‘Golem’ – 1927
Hotly anticipated following the incredible success of ‘The Animals and Children Took to the Streets’, ‘Golem’ is what the geniuses at 1927 did next. Their run at the Young Vic has already been extended due to demand and expectations run sky high. It’s perhaps unfair to compare but we, of course, all do. To be brief about it: it’s the same style but a different story; the first one had the advantage of feeling unique.
The story here centres around a brother and sister – Robert and Annie, abandoned at a young age by their hedonistic parents – and their grandmother. She has brought the children up on a diet of Beethoven and anarchy; television is strictly banned. Now adults, Robert is a nerd and Annie is a punk singer. One evening Robert buys a golem from an inventor friend. Projected onto stage, the golem is a large clay man with an amusingly large penis who gradually turns the family’s lives upside down. Their beautiful eccentricities slowly erode away as the golem’s influence grows.
In Jewish folklore a golem is “an animated anthropomorphic being, magically created entirely from inanimate matter” (Wikipedia) – much like a puppet. It obeys your every command, thinks what you think, does what you say. In 1927’s play, Robert’s golem begins benign but upgrades into something much more sinister. Rather than Robert controlling it, it controls Robert, while letting Robert think he is in charge of his life.
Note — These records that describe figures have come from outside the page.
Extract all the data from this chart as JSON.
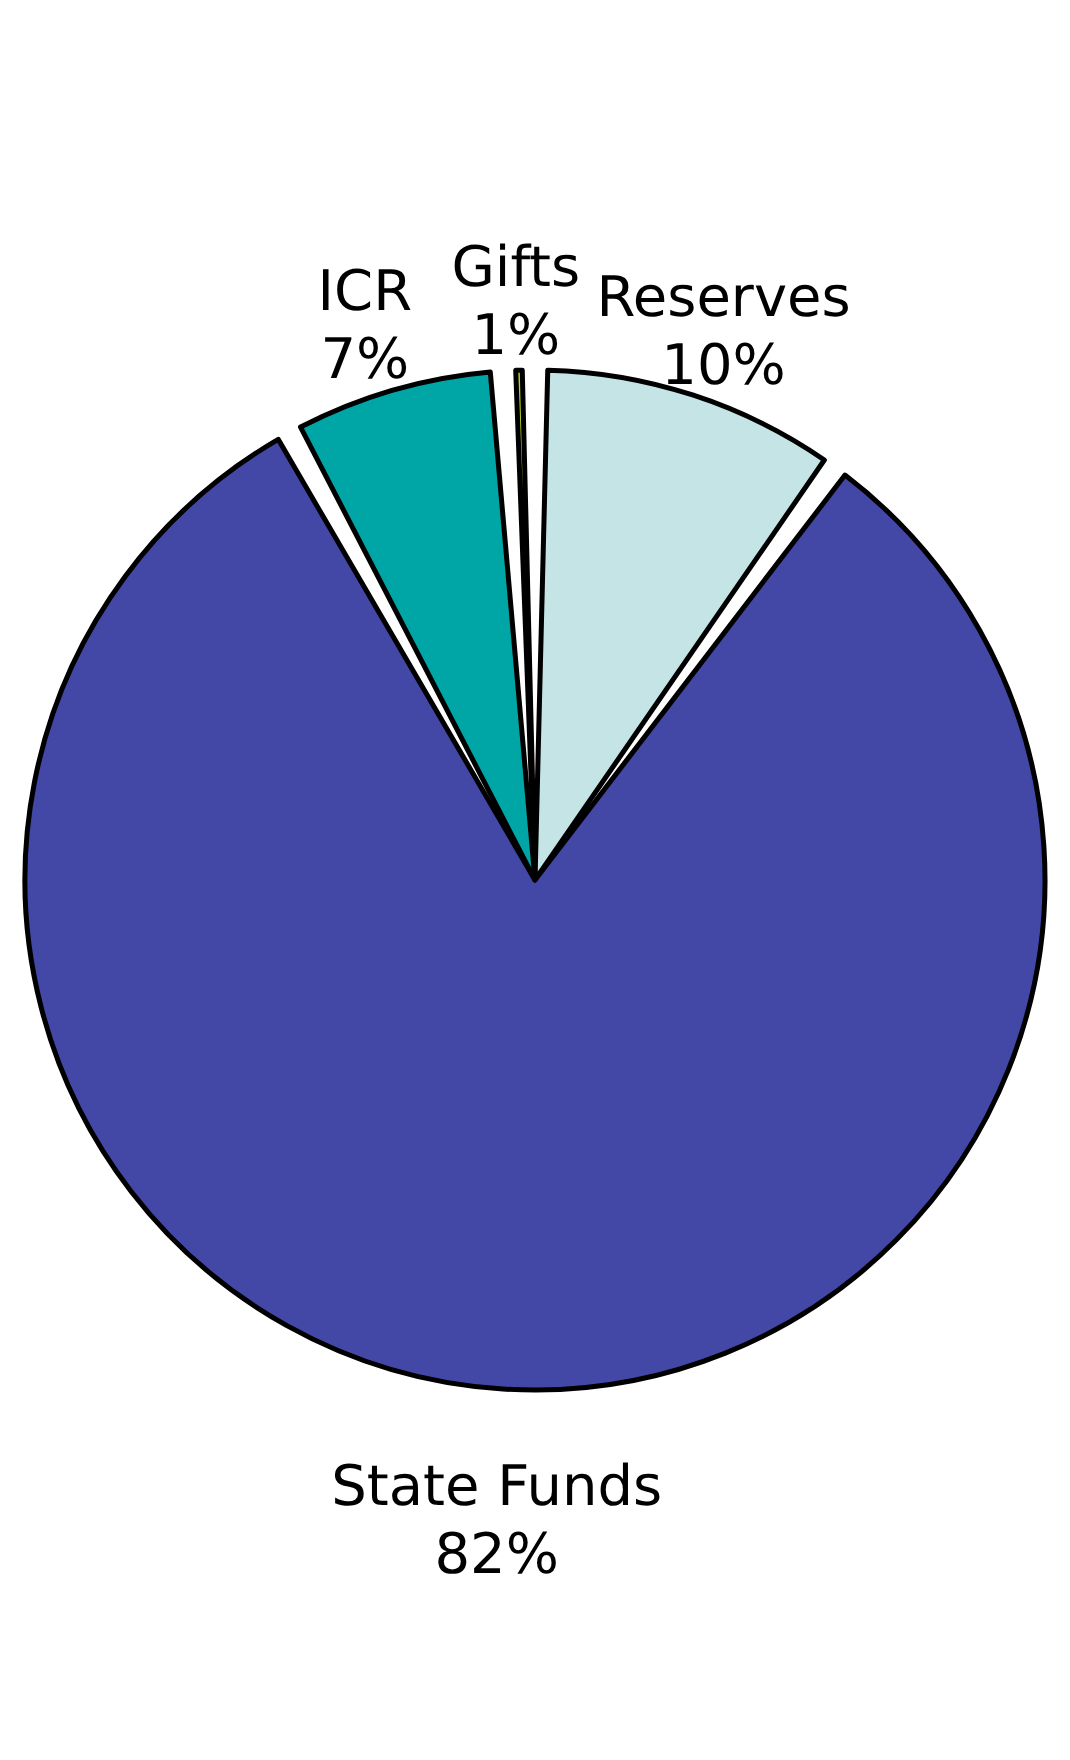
{
  "chart_data": {
    "type": "pie",
    "categories": [
      "Reserves",
      "State Funds",
      "ICR",
      "Gifts"
    ],
    "values": [
      10,
      82,
      7,
      1
    ],
    "colors": [
      "#c5e4e6",
      "#4347a6",
      "#00a5a5",
      "#b5d61a"
    ],
    "value_labels": [
      "10%",
      "82%",
      "7%",
      "1%"
    ]
  }
}
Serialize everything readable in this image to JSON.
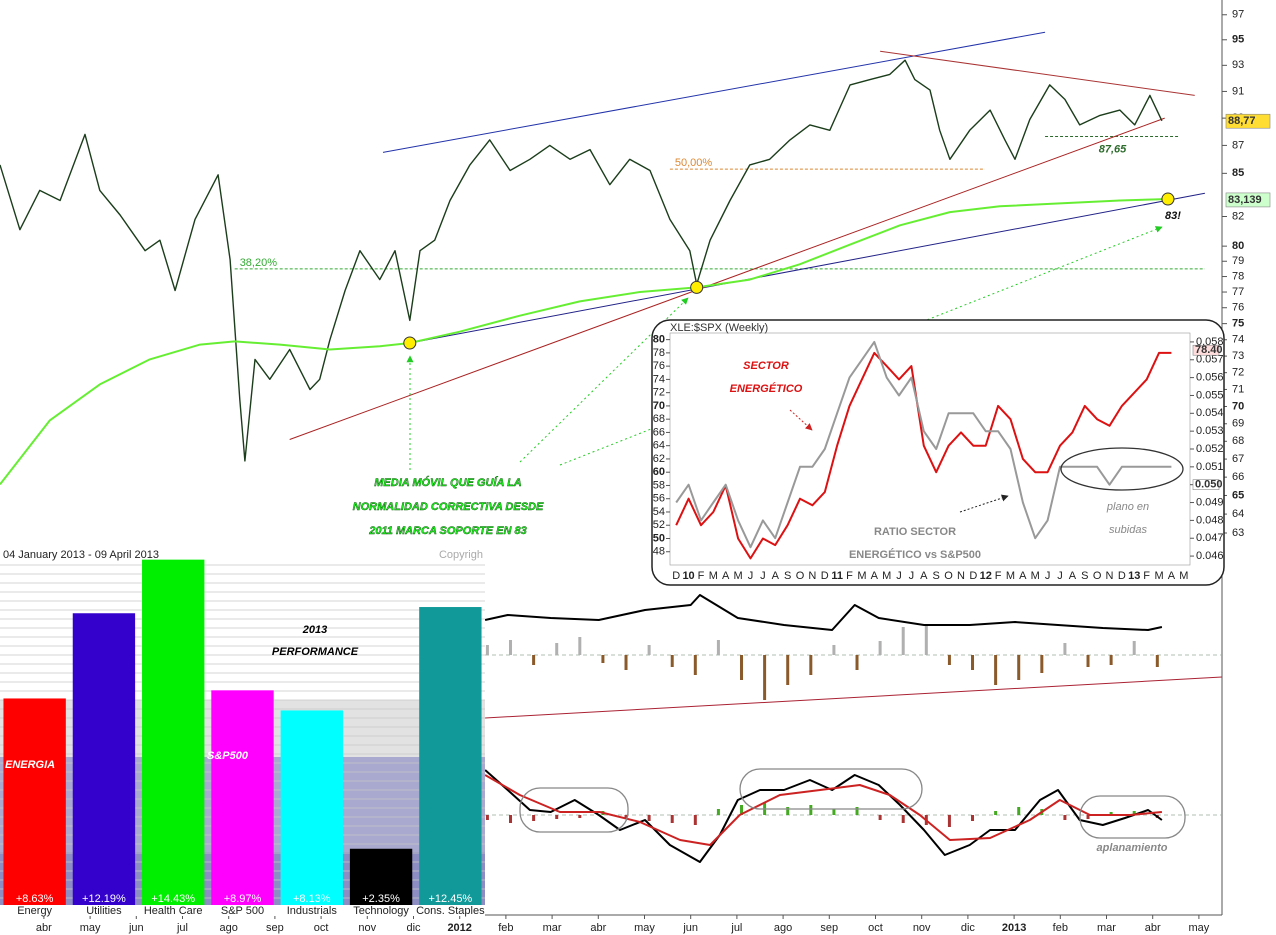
{
  "chart_data": [
    {
      "type": "line",
      "log_scale": true,
      "xlim": [
        -0.95,
        25.5
      ],
      "ylim": [
        63,
        98.2
      ],
      "xticks": [
        {
          "value": 0,
          "label": "abr"
        },
        {
          "value": 1,
          "label": "may"
        },
        {
          "value": 2,
          "label": "jun"
        },
        {
          "value": 3,
          "label": "jul"
        },
        {
          "value": 4,
          "label": "ago"
        },
        {
          "value": 5,
          "label": "sep"
        },
        {
          "value": 6,
          "label": "oct"
        },
        {
          "value": 7,
          "label": "nov"
        },
        {
          "value": 8,
          "label": "dic"
        },
        {
          "value": 9,
          "label": "2012"
        },
        {
          "value": 10,
          "label": "feb"
        },
        {
          "value": 11,
          "label": "mar"
        },
        {
          "value": 12,
          "label": "abr"
        },
        {
          "value": 13,
          "label": "may"
        },
        {
          "value": 14,
          "label": "jun"
        },
        {
          "value": 15,
          "label": "jul"
        },
        {
          "value": 16,
          "label": "ago"
        },
        {
          "value": 17,
          "label": "sep"
        },
        {
          "value": 18,
          "label": "oct"
        },
        {
          "value": 19,
          "label": "nov"
        },
        {
          "value": 20,
          "label": "dic"
        },
        {
          "value": 21,
          "label": "2013"
        },
        {
          "value": 22,
          "label": "feb"
        },
        {
          "value": 23,
          "label": "mar"
        },
        {
          "value": 24,
          "label": "abr"
        },
        {
          "value": 25,
          "label": "may"
        }
      ],
      "yticks": [
        97,
        95,
        93,
        91,
        89,
        87,
        85,
        82,
        80,
        79,
        78,
        77,
        76,
        75,
        74,
        73,
        72,
        71,
        70,
        69,
        68,
        67,
        66,
        65,
        64,
        63
      ],
      "series": [
        {
          "color": "#1b3d1b",
          "x": [
            -0.95,
            -0.52,
            -0.09,
            0.35,
            0.89,
            1.21,
            1.65,
            2.19,
            2.51,
            2.84,
            3.27,
            3.77,
            4.03,
            4.24,
            4.35,
            4.57,
            4.89,
            5.32,
            5.76,
            5.97,
            6.19,
            6.52,
            6.84,
            7.27,
            7.6,
            7.92,
            8.14,
            8.46,
            8.79,
            9.22,
            9.65,
            10.09,
            10.52,
            10.95,
            11.39,
            11.82,
            12.25,
            12.68,
            13.12,
            13.55,
            13.98,
            14.13,
            14.42,
            14.85,
            15.28,
            15.71,
            16.15,
            16.58,
            17.01,
            17.45,
            17.88,
            18.31,
            18.64,
            18.85,
            19.18,
            19.39,
            19.61,
            20.04,
            20.48,
            20.8,
            21.02,
            21.34,
            21.77,
            22.1,
            22.42,
            22.86,
            23.29,
            23.61,
            23.94,
            24.2
          ],
          "values": [
            85.6,
            81.1,
            83.8,
            83.1,
            87.8,
            83.8,
            82.1,
            79.7,
            80.4,
            77.1,
            81.8,
            84.9,
            79.1,
            70.4,
            66.9,
            72.8,
            71.6,
            73.4,
            71.0,
            71.6,
            74.0,
            77.1,
            79.7,
            77.8,
            79.7,
            75.2,
            79.7,
            80.4,
            83.1,
            85.6,
            87.4,
            85.2,
            86.0,
            87.0,
            86.0,
            86.7,
            84.2,
            86.0,
            85.2,
            81.8,
            79.7,
            77.5,
            80.4,
            83.1,
            85.6,
            86.0,
            87.4,
            88.5,
            88.1,
            91.5,
            91.9,
            92.3,
            93.4,
            91.9,
            91.1,
            88.1,
            86.0,
            88.1,
            89.6,
            87.4,
            86.0,
            88.9,
            91.5,
            90.4,
            88.5,
            89.2,
            89.6,
            88.5,
            90.7,
            88.8
          ]
        },
        {
          "color": "#66ee33",
          "x": [
            -0.95,
            0.13,
            1.21,
            2.29,
            3.38,
            4.13,
            5.11,
            6.19,
            7.27,
            7.92,
            9.0,
            10.3,
            11.6,
            12.9,
            14.13,
            15.28,
            16.36,
            17.45,
            18.53,
            19.61,
            20.69,
            21.99,
            23.29,
            24.37
          ],
          "values": [
            65.6,
            69.2,
            71.3,
            72.8,
            73.7,
            73.9,
            73.7,
            73.4,
            73.6,
            73.8,
            74.5,
            75.5,
            76.4,
            77.0,
            77.3,
            77.8,
            78.8,
            80.1,
            81.4,
            82.3,
            82.7,
            82.9,
            83.1,
            83.2
          ]
        }
      ],
      "trendlines": [
        {
          "color": "#2233aa",
          "x": [
            7.34,
            21.67
          ],
          "values": [
            86.5,
            95.6
          ]
        },
        {
          "color": "#222288",
          "x": [
            7.92,
            25.13
          ],
          "values": [
            73.8,
            83.6
          ]
        },
        {
          "color": "#aa2222",
          "x": [
            5.32,
            24.26
          ],
          "values": [
            68.1,
            89.0
          ]
        },
        {
          "color": "#aa3333",
          "x": [
            18.1,
            24.91
          ],
          "values": [
            94.1,
            90.7
          ]
        }
      ],
      "levels": [
        {
          "text": "38,20%",
          "price": 78.5,
          "x": [
            4.13,
            25.13
          ],
          "color": "#33aa33"
        },
        {
          "text": "50,00%",
          "price": 85.3,
          "x": [
            13.55,
            20.37
          ],
          "color": "#dd8833"
        },
        {
          "text": "87,65",
          "price": 87.65,
          "x": [
            21.67,
            24.59
          ],
          "color": "#2d6b2d",
          "emphasis": true
        }
      ],
      "markers": [
        {
          "x": 7.92,
          "value": 73.8
        },
        {
          "x": 14.13,
          "value": 77.3
        },
        {
          "x": 24.33,
          "value": 83.2
        }
      ],
      "last_values": [
        {
          "value": 88.77,
          "label": "88,77",
          "color": "#ffdd33"
        },
        {
          "value": 83.139,
          "label": "83,139",
          "color": "#ccffcc"
        }
      ],
      "annotations": [
        "MEDIA MÓVIL QUE GUÍA LA",
        "NORMALIDAD CORRECTIVA DESDE",
        "2011 MARCA SOPORTE EN 83",
        "83!"
      ]
    },
    {
      "type": "line",
      "xlim": [
        -0.95,
        25.5
      ],
      "ylim": [
        -65,
        65
      ],
      "series": [
        {
          "color": "#000000",
          "x": [
            9.55,
            10.04,
            10.97,
            12.01,
            13.01,
            14.0,
            14.2,
            15.02,
            16.02,
            17.06,
            17.55,
            18.07,
            19.05,
            20.04,
            21.02,
            21.95,
            22.92,
            23.9,
            24.2
          ],
          "values": [
            35,
            40,
            37,
            35,
            45,
            50,
            60,
            37,
            30,
            25,
            50,
            37,
            30,
            30,
            33,
            30,
            27,
            25,
            28
          ]
        }
      ],
      "histogram": {
        "colors": [
          "#b0b0b0",
          "#8b5a2b"
        ],
        "x": [
          9.6,
          10.1,
          10.6,
          11.1,
          11.6,
          12.1,
          12.6,
          13.1,
          13.6,
          14.1,
          14.6,
          15.1,
          15.6,
          16.1,
          16.6,
          17.1,
          17.6,
          18.1,
          18.6,
          19.1,
          19.6,
          20.1,
          20.6,
          21.1,
          21.6,
          22.1,
          22.6,
          23.1,
          23.6,
          24.1
        ],
        "values": [
          10,
          15,
          -10,
          12,
          18,
          -8,
          -15,
          10,
          -12,
          -20,
          15,
          -25,
          -45,
          -30,
          -20,
          10,
          -15,
          14,
          28,
          30,
          -10,
          -15,
          -30,
          -25,
          -18,
          12,
          -12,
          -10,
          14,
          -12
        ]
      },
      "trendlines": [
        {
          "color": "#aa2233",
          "x": [
            9.55,
            25.5
          ],
          "values": [
            -63,
            -22
          ]
        }
      ]
    },
    {
      "type": "line",
      "xlim": [
        -0.95,
        25.5
      ],
      "ylim": [
        -60,
        60
      ],
      "series": [
        {
          "color": "#000000",
          "x": [
            9.55,
            10.04,
            10.52,
            10.97,
            11.49,
            12.01,
            12.47,
            13.01,
            13.55,
            14.2,
            14.63,
            15.02,
            15.5,
            16.02,
            16.58,
            17.06,
            17.55,
            18.07,
            18.53,
            19.05,
            19.5,
            20.04,
            20.48,
            21.02,
            21.56,
            21.95,
            22.42,
            22.92,
            23.4,
            23.9,
            24.2
          ],
          "values": [
            45,
            25,
            5,
            3,
            15,
            0,
            -15,
            -5,
            -30,
            -47,
            -20,
            15,
            25,
            25,
            35,
            25,
            40,
            30,
            10,
            -15,
            -40,
            -30,
            -15,
            -15,
            15,
            25,
            -5,
            -10,
            -3,
            5,
            -5
          ]
        },
        {
          "color": "#cc2222",
          "x": [
            9.55,
            10.3,
            11.17,
            12.03,
            12.9,
            13.77,
            14.42,
            15.06,
            15.93,
            16.8,
            17.66,
            18.31,
            18.96,
            19.61,
            20.48,
            21.34,
            21.99,
            22.64,
            23.51,
            24.2
          ],
          "values": [
            40,
            20,
            3,
            3,
            -7,
            -25,
            -30,
            0,
            20,
            25,
            30,
            20,
            0,
            -25,
            -23,
            -5,
            15,
            0,
            0,
            3
          ]
        }
      ],
      "histogram": {
        "colors": [
          "#44aa22",
          "#aa3333"
        ],
        "x": [
          9.6,
          10.1,
          10.6,
          11.1,
          11.6,
          12.1,
          12.6,
          13.1,
          13.6,
          14.1,
          14.6,
          15.1,
          15.6,
          16.1,
          16.6,
          17.1,
          17.6,
          18.1,
          18.6,
          19.1,
          19.6,
          20.1,
          20.6,
          21.1,
          21.6,
          22.1,
          22.6,
          23.1,
          23.6,
          24.1
        ],
        "values": [
          -5,
          -8,
          -6,
          -4,
          -3,
          4,
          -3,
          -6,
          -8,
          -10,
          6,
          10,
          12,
          8,
          10,
          6,
          8,
          -5,
          -8,
          -10,
          -12,
          -6,
          4,
          8,
          6,
          -5,
          -4,
          3,
          4,
          -3
        ]
      },
      "annotations": [
        "aplanamiento"
      ]
    },
    {
      "type": "line",
      "title": "XLE:$SPX (Weekly)",
      "categories": [
        "D",
        "10",
        "F",
        "M",
        "A",
        "M",
        "J",
        "J",
        "A",
        "S",
        "O",
        "N",
        "D",
        "11",
        "F",
        "M",
        "A",
        "M",
        "J",
        "J",
        "A",
        "S",
        "O",
        "N",
        "D",
        "12",
        "F",
        "M",
        "A",
        "M",
        "J",
        "J",
        "A",
        "S",
        "O",
        "N",
        "D",
        "13",
        "F",
        "M",
        "A",
        "M"
      ],
      "ylim": [
        46,
        81
      ],
      "yticks": [
        80,
        78,
        76,
        74,
        72,
        70,
        68,
        66,
        64,
        62,
        60,
        58,
        56,
        54,
        52,
        50,
        48
      ],
      "y2lim": [
        0.0455,
        0.0585
      ],
      "y2ticks": [
        0.058,
        0.057,
        0.056,
        0.055,
        0.054,
        0.053,
        0.052,
        0.051,
        0.05,
        0.049,
        0.048,
        0.047,
        0.046
      ],
      "series": [
        {
          "color": "#dd1111",
          "values": [
            52,
            56,
            52,
            54,
            58,
            50,
            47,
            50,
            49,
            52,
            56,
            55,
            57,
            64,
            70,
            74,
            78,
            76,
            74,
            76,
            64,
            60,
            64,
            66,
            64,
            64,
            70,
            68,
            62,
            60,
            60,
            64,
            66,
            70,
            68,
            67,
            70,
            72,
            74,
            78,
            78,
            null
          ]
        },
        {
          "color": "#999999",
          "axis": "y2",
          "values": [
            0.049,
            0.05,
            0.048,
            0.049,
            0.05,
            0.048,
            0.0465,
            0.048,
            0.047,
            0.049,
            0.051,
            0.051,
            0.052,
            0.054,
            0.056,
            0.057,
            0.058,
            0.056,
            0.055,
            0.056,
            0.053,
            0.052,
            0.054,
            0.054,
            0.054,
            0.053,
            0.053,
            0.052,
            0.049,
            0.047,
            0.048,
            0.051,
            0.051,
            0.051,
            0.051,
            0.05,
            0.051,
            0.051,
            0.051,
            0.051,
            0.051,
            null
          ]
        }
      ],
      "last_values": [
        {
          "value": 78.4,
          "label": "78.40",
          "color": "#ffdddd"
        },
        {
          "value": 0.05,
          "label": "0.050",
          "color": "#ffffff",
          "axis": "y2"
        }
      ],
      "annotations": [
        "SECTOR",
        "ENERGÉTICO",
        "RATIO SECTOR",
        "ENERGÉTICO vs S&P500",
        "plano en",
        "subidas"
      ]
    },
    {
      "type": "bar",
      "title": [
        "2013",
        "PERFORMANCE"
      ],
      "subtitle": "04 January 2013 - 09 April 2013",
      "note": "Copyrigh",
      "categories": [
        "Energy",
        "Utilities",
        "Health Care",
        "S&P 500",
        "Industrials",
        "Technology",
        "Cons. Staples"
      ],
      "values": [
        8.63,
        12.19,
        14.43,
        8.97,
        8.13,
        2.35,
        12.45
      ],
      "value_labels": [
        "+8.63%",
        "+12.19%",
        "+14.43%",
        "+8.97%",
        "+8.13%",
        "+2.35%",
        "+12.45%"
      ],
      "colors": [
        "#ff0000",
        "#3300cc",
        "#00ee00",
        "#ff00ff",
        "#00ffff",
        "#000000",
        "#119999"
      ],
      "ylim": [
        0,
        15
      ],
      "annotations": [
        "ENERGIA",
        "S&P500"
      ]
    }
  ]
}
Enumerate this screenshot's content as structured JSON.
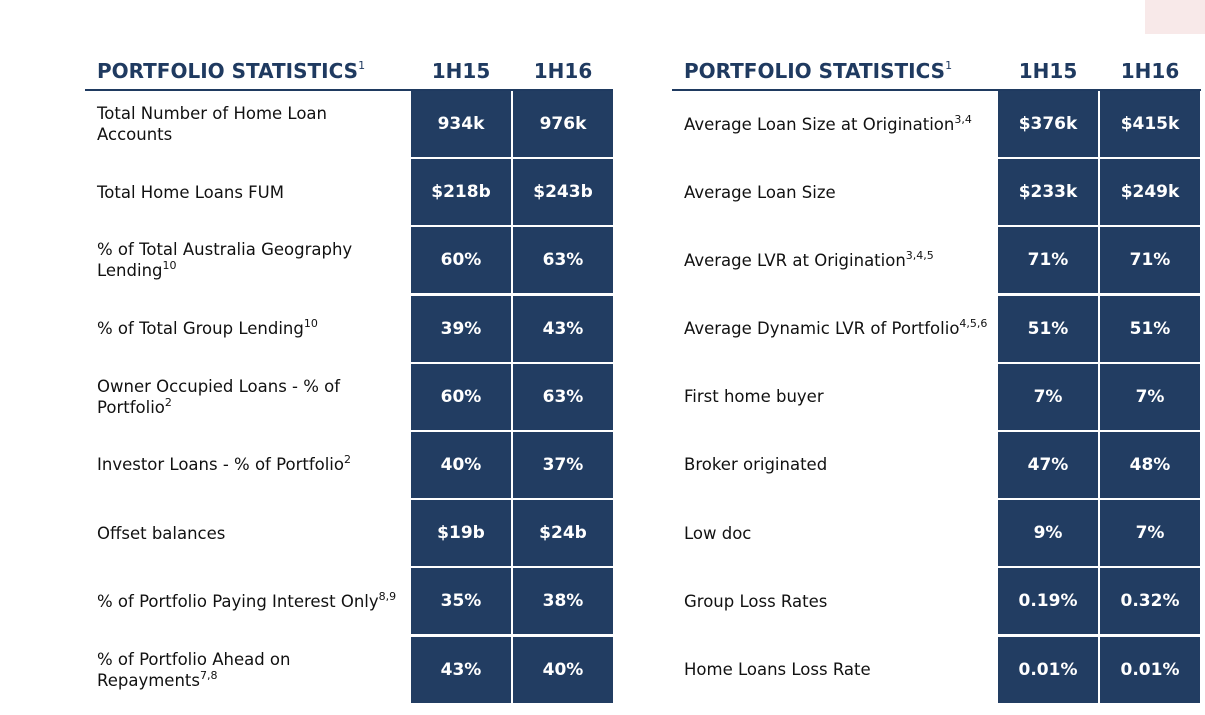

A golem is basically an iPhone.
Anyone who loved the distinctive filmic style and delivery seen in ‘The Animals and Children…’ will love the look of ‘Golem’. It has an equally magnificent aesthetic along very similar noir lines, the animated set providing a comic strip collage of visual excitement from start to finish. The acting is flawless; the choreography tight; the lighting and animation seamless, exciting and atmospheric. As a piece of visual theatre, it is a pure joy to watch.
The thing is, it’s rather depressing. That’s not a bad thing – surely theatre’s purpose is to make us think not feel good! – but brace yourself to emerge from the theatre feeling rather downbeat. Not because the story isn’t a decent one, or because the script doesn’t sparkle with wit and rhyme (it does and it’s delicious), but because of the damning comment it makes on our lives. ‘Golem’ is a funny but ultimately awful portrait of our willingness to give up liberty in exchange for material comfort, and offers no light at the end of the tunnel.
Rippling through the entire performance is 1927’s horror at the commercialisation of modern life, and the way we have all sold our souls to the smart phone and the tablet. The ghost of Edward Snowden quietly haunts this play, as do the vast corporate vistas of contemporary cities (the Olympic Village in Stratford sits opposite designer Paul Barritt’s studio). It’s a wildly and wonderfully visual play that’s ultimately about being blind. It’s a play about us all.